As you can see, many of these are available only on Intel, and actually I got this set of parameters from x86 people.  I guess perhaps I can get even better performance with kernel parameters specific to PowerPC. 

Any experience with these or any recommendation ?

  • sjmunroe
    sjmunroe
    8 Posts

    Re: Low latency memcpy performance

    ‏2013-06-27T18:52:33Z  

    nohz=off is valid for POWER but the rest don't apply. Beyond that need to know more about what POWER HW you have (number of sockets and frames effects numa) and what Linux distribution you are running. Back level distro may have have optimized memcpy for your specific POWER (P6/P7/P7+) chip.

    Also did you know about the Advance Toolchain and SDK for PowerLinux?

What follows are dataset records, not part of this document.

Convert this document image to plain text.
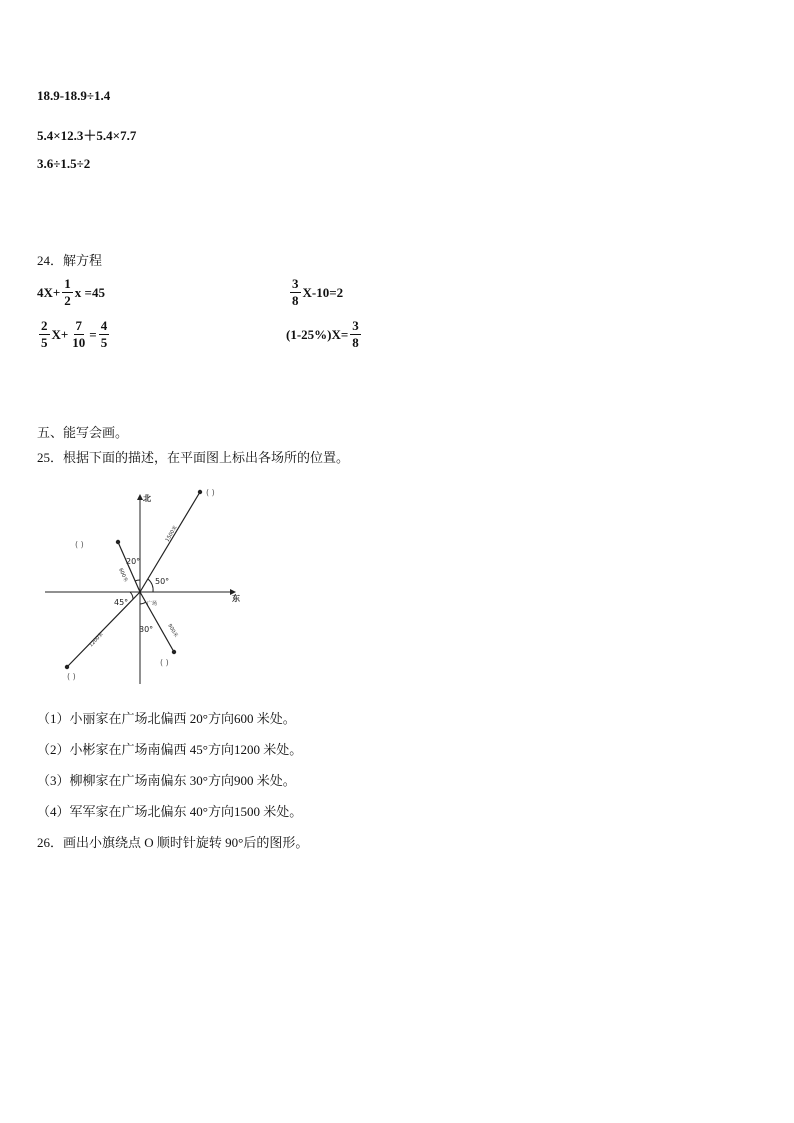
18.9-18.9÷1.4
5.4×12.3＋5.4×7.7
3.6÷1.5÷2
24．解方程
$4X+ \frac{1}{2}$ x =45	$\frac{3}{8} X-10=2$
$\frac{2}{5} X+ \frac{7}{10} = \frac{4}{5}$	$(1-25\%)X= \frac{3}{8}$
五、能写会画。
25．根据下面的描述，在平面图上标出各场所的位置。
北
东
20°
50°
45°
30°
广场
1500米
600米
1200米
900米
( )
( )
( )
( )
（1）小丽家在广场北偏西 20°方向600 米处。
（2）小彬家在广场南偏西 45°方向1200 米处。
（3）柳柳家在广场南偏东 30°方向900 米处。
（4）军军家在广场北偏东 40°方向1500 米处。
26．画出小旗绕点 O 顺时针旋转 90°后的图形。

    http://www-304.ibm.com/webapp/set2/sas/f/lopdiags/sdklop.html

  • nasica88
    nasica88
    24 Posts

    Re: Low latency memcpy performance

    ‏2013-06-27T23:57:56Z  
    • sjmunroe
    • ‏2013-06-27T18:52:33Z

    nohz=off is valid for POWER but the rest don't apply. Beyond that need to know more about what POWER HW you have (number of sockets and frames effects numa) and what Linux distribution you are running. Back level distro may have have optimized memcpy for your specific POWER (P6/P7/P7+) chip.

    Also did you know about the Advance Toolchain and SDK for PowerLinux?

    http://www-304.ibm.com/webapp/set2/sas/f/lopdiags/sdklop.html

    I got a much better response time with "nohz=off highres=off cgroup_disable=memory nmi_watchdog=0 divider=4".  I saw evident improvement with the addition of highres=off.

    I have a 7R2 with 4.2GHz 16cores, no LPAR (one whole LPAR, I mean), RHEL 6.4 with AT6.0-4. 

    Updated on 2013-07-02T01:36:33Z at 2013-07-02T01:36:33Z by nasica88
  • sjmunroe
    sjmunroe
    8 Posts

    Re: Low latency memcpy performance

    ‏2013-07-01T19:11:16Z  
    • nasica88
    • ‏2013-06-27T23:57:56Z

    I got a much better response time with "nohz=off highres=off cgroup_disable=memory nmi_watchdog=0 divider=4".  I saw evident improvement with the addition of highres=off.

    I have a 7R2 with 4.2GHz 16cores, no LPAR (one whole LPAR, I mean), RHEL 6.4 with AT6.0-4. 

    I need specific and clear details to be of any help.

    Are these measurements on Intel or on the 7R2? It is still not clear what you are measuring and how you are measuring the results.

    From context you have some shared memory and semaphores. You have not described how the code and data is distributed across the 2 nodes (6-8 cores per node) of the 7R2.

    Which kind of Semaphore? Posix or ipc? How much time are you spending in the kernel? If Posix semaphore are you using trylock (to stay out of the kernel)?

    As far as I know, only the nohz boot option of the list you gave is applicable on POWER.

    Also did you recompile and link you test case with the advance toolchain. Just installing the AT will not change the behavior of existing applications.

    export PATH=/opt/at6.0/bin:$PATH

    then rebuild your application

  • nasica88
    nasica88
    24 Posts

    Re: Low latency memcpy performance

    ‏2013-07-01T22:25:35Z  
    • sjmunroe
    • ‏2013-07-01T19:11:16Z

    I need specific and clear details to be of any help.

    Are these measurements on Intel or on the 7R2? It is still not clear what you are measuring and how you are measuring the results.

    From context you have some shared memory and semaphores. You have not described how the code and data is distributed across the 2 nodes (6-8 cores per node) of the 7R2.

    Which kind of Semaphore? Posix or ipc? How much time are you spending in the kernel? If Posix semaphore are you using trylock (to stay out of the kernel)?

    As far as I know, only the nohz boot option of the list you gave is applicable on POWER.

    Also did you recompile and link you test case with the advance toolchain. Just installing the AT will not change the behavior of existing applications.

    export PATH=/opt/at6.0/bin:$PATH

    then rebuild your application

    These measurements were on 7R2. 

    I used AT with the proper path as you suggest.

    We are not binding the processes to any core or socket with taskset command on 7R2, nor on x86.

    However, I cannot answer the rest of your questions, for I do no have access to the source codes of the customer's testcase.